解决方法就是：在将 Seurat 对象转换为 Monocle 3 的 cell_data_set 对象之前，将 Idents 信息存储到 meta.data 中。这一步要往前放，但是是在这遇到的报错，我就放这里！

seurat_obj@meta.data$cell_type <- Idents(seurat_obj)

步骤5：分析与伪时间相关的基因


# Extract the genes that significantly change with pseudotime
time_diff_genes <- top_markers(cds)

# Manually select the top 50 genes
top_50_genes <- time_diff_genes[1:50, ]


# 提取前10个基因的名称
genes_to_plot <- top_50_genes$gene_short_name[1:10]

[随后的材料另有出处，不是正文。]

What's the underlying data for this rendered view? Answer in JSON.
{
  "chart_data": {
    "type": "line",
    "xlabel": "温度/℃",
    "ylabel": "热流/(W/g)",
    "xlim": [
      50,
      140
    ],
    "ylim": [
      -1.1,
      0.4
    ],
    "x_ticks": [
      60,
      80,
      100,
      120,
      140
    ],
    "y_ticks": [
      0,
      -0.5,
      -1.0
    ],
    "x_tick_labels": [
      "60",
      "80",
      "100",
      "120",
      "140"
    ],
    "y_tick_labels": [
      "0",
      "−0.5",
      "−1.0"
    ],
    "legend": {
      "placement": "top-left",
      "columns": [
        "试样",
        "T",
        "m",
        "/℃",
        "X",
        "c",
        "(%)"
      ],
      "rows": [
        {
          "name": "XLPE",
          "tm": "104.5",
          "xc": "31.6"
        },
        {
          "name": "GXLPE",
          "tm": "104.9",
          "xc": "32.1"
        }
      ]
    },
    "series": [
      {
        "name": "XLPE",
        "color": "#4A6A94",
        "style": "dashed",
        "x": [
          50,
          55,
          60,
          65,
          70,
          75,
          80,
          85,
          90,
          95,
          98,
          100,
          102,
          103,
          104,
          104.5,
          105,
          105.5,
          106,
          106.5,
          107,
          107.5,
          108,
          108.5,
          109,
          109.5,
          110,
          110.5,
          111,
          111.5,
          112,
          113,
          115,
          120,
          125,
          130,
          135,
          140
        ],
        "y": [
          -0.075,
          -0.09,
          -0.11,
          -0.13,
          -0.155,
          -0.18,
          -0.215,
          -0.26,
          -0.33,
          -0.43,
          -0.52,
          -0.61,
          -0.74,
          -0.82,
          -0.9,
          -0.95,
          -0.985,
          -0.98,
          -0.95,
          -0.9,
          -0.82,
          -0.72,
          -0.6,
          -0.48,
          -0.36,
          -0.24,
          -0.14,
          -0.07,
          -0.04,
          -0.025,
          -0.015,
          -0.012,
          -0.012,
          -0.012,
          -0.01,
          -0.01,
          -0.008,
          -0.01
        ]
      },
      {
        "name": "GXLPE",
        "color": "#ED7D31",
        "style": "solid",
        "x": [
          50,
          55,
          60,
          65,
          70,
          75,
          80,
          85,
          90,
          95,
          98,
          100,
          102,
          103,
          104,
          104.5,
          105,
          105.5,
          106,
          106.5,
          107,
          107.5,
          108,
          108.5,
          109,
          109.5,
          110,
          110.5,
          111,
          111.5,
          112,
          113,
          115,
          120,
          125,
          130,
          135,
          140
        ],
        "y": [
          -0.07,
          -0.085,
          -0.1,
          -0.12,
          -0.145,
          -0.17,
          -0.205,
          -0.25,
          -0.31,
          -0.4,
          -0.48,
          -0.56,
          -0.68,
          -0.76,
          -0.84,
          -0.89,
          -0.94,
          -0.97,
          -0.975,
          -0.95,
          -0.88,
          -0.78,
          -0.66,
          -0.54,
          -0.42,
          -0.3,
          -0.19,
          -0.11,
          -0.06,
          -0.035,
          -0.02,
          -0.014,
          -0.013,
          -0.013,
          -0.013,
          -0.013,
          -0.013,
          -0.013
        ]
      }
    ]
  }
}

# 使用 plot_genes_in_pseudotime 绘制基因表达动态
dynamic_plot <- plot_genes_in_pseudotime(cds[genes_to_plot, ],
                                         ncol = 2,
                                         cell_size = 0.5)
print(dynamic_plot)
ggsave("top_dynamic_genes.pdf", dynamic_plot, width = 10, height = 12)

这一步旨在找出哪一些基因在这个轨迹中变化最大。

步骤6：轨迹分支分析

# 查看分支信息
plot_cells(cds, color_cells_by = "partition", label_groups_by_cluster = FALSE)

# 提取分支特异性的基因
branch_genes <- graph_test(cds, neighbor_graph = "principal_graph", cores = 4)
branch_genes <- branch_genes %>% filter(q_value < 0.05) %>% arrange(desc(morans_I))

# 可视化分支特异性的基因
plot_cells(cds, genes = branch_genes$gene_short_name[1:6], show_trajectory_graph = FALSE)

如果轨迹存在分支，这一步可以识别驱动不同细胞命运决定的基因。